Background: Recent discoveries point to the angiotensin converting enzyme 2/angiotensin-(1-7)/mas (ACE2-Ang-(1-7)-Mas) axis as a potential target for neuroprotective stroke therapies. Central pre-stroke activation of this axis by infusion of diminazene aceturate (DIZE), an activator of ACE2, improves stroke outcomes in rats.
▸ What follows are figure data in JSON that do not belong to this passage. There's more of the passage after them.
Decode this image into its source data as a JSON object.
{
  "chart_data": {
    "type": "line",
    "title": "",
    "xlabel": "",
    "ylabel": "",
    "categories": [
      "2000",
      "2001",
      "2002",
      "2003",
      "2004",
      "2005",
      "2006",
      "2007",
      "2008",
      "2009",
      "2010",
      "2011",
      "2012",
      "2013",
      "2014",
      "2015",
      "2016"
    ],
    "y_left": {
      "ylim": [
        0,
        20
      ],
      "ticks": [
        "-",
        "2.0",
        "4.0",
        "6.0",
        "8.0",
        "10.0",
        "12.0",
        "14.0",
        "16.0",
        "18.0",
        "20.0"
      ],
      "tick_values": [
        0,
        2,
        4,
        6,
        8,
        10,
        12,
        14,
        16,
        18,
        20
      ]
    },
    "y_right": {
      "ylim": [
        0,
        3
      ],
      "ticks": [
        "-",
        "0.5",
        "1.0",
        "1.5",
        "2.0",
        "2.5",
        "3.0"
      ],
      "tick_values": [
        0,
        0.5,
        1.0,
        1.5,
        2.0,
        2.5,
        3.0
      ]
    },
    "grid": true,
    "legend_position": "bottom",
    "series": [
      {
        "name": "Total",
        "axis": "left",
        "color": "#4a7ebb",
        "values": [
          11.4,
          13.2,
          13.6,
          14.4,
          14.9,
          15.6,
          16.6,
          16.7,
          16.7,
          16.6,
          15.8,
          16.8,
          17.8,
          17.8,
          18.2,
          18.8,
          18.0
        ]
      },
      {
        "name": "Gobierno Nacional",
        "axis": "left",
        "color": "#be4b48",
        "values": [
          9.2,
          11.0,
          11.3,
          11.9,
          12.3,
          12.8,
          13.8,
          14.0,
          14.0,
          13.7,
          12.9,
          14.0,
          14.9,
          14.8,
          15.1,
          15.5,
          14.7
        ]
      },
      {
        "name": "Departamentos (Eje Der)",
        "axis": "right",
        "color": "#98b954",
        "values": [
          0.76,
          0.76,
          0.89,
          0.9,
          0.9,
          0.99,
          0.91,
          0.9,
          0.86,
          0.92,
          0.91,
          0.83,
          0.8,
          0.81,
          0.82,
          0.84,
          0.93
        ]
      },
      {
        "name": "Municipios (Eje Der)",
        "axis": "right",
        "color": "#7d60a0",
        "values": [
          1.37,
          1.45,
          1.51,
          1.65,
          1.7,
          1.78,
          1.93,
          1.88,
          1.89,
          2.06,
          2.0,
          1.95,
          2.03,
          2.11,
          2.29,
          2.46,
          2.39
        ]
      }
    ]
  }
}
This led us to hypothesize that intraperitoneal (IP) post-stroke injections of DIZE may exert similar Mas-mediated neuroprotection and thus offer additional clinically-relevant evidence to support this approach. We also assessed the direct effects of DIZE on ACE2 activity in brain tissue. Methods: Male SD rats underwent ischemic stroke by endothelin-1-induced middle cerebral artery occlusion and were randomly divided into groups (n=~12/group) that received IP injections of dH2O or DIZE (0.75, 2.5, or 7.5 mg/kg) at 4, 24, and 48 h after stroke, as well as blinded neurological assessments at 4, 24, and 72 h after stroke. Additional groups received pre- and post-stroke intracerebroventricular (ICV) infusion of sterile 0.9% saline or Mas receptor antagonist A-779 in addition to post-stroke control or drug therapy. Immediately after the 72 h tests, animals were euthanized, cerebral infarct size assessed by TTC staining, and tissue harvested for ACE2 activity assay. Data are expressed as mean ± SEM with significance inferred at p<0.05. Results: Mean infarct sizes (%) were significantly decreased by post-stroke IP injections of all doses of DIZE (0.75 mg/kg: 29.9±5.0; 2.5 mg/kg: 27.9±4.2; 7.5 mg/kg: 31.36±4.1) vs. dH2O (41.9±3.8). At 24 h post-stroke, neurologic deficits (Garcia and Bederson scales) were significantly improved in DIZE-treated rats (7.5 mg/kg: 16.7±0.2 and 0.5±0.1) vs. controls (15.5±0.4 and 1.1±0.2). ICV infusion of A-779 in DIZE-treated rats abolished the improvement in infarct size observed in saline infused DIZE-treated rats (A-779: 43.8%±7.5; saline: 25.8±6.7). Addition of DIZE (4 nmol/μg protein) to brain homogenate increased ACE2 activity by more than 3-fold. Conclusions: This suggests that targeting the ACE2/Ang-(1-7)/Mas axis by post-stroke DIZE injections exerts neuroprotection in a Mas-dependent fashion.